“How about you, Monkey?” demanded Hugh.
“Oh, all I need is a tree with a decent limb to the same! You know I’m something like a bat or a ’possum, and I c’n hang head-down from a branch without any bother. Count me in any game you’ve got on the calendar.”
“That’s settled, then,” asserted Hugh.
“There are some blankets and robes in the lockers of the boat, you know,” suggested Billy, as he scrambled to his feet to stretch himself before starting aboard the launch again.

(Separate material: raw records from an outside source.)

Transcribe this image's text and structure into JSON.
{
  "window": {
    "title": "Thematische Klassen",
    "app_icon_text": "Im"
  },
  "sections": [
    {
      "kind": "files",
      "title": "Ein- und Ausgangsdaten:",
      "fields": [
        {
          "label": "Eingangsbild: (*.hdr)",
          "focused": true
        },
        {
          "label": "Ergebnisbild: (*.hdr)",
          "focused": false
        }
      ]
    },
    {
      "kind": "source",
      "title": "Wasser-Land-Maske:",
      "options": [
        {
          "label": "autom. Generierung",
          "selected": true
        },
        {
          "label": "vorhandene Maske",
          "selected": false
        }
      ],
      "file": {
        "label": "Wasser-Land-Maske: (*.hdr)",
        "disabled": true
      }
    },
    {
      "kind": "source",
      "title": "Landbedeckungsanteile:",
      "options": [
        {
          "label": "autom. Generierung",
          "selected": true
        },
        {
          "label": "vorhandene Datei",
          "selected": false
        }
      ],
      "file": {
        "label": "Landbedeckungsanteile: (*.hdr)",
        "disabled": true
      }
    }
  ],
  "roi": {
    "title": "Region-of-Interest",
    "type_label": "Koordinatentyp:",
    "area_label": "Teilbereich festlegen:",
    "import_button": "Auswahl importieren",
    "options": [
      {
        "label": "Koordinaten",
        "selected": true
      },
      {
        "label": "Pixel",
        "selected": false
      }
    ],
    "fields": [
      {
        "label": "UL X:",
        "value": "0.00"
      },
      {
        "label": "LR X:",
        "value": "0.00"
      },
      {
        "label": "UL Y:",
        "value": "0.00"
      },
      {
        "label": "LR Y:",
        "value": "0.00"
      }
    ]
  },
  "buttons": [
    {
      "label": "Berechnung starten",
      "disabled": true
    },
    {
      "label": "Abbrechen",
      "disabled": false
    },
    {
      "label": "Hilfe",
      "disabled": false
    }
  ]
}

When a thorough search had been made it was found that there were plenty of covers for the entire quartet.
“Couldn’t be better if we’d planned for this little camping trip,” remarked Monkey, as he began to look around for a good place in which to make up his bed, such as it was going to be.
“The song of the flooded river will be a regular lullaby,” suggested Hugh.
“It may be to you fellows,” observed Tip; “but I own up that I’m not used to going to sleep in the open, and it’s likely to keep me awake. If I do manage to drop off, the chances are I’ll dream of poor people hanging to the roofs of houses that are floating down the river and falling to pieces.”
“You can stand it for one night, though, Tip,” Billy told him.
“Besides, it’s going to be an experience for you worth having,” Monkey told him. “When you meet your chums again you can crow over them.”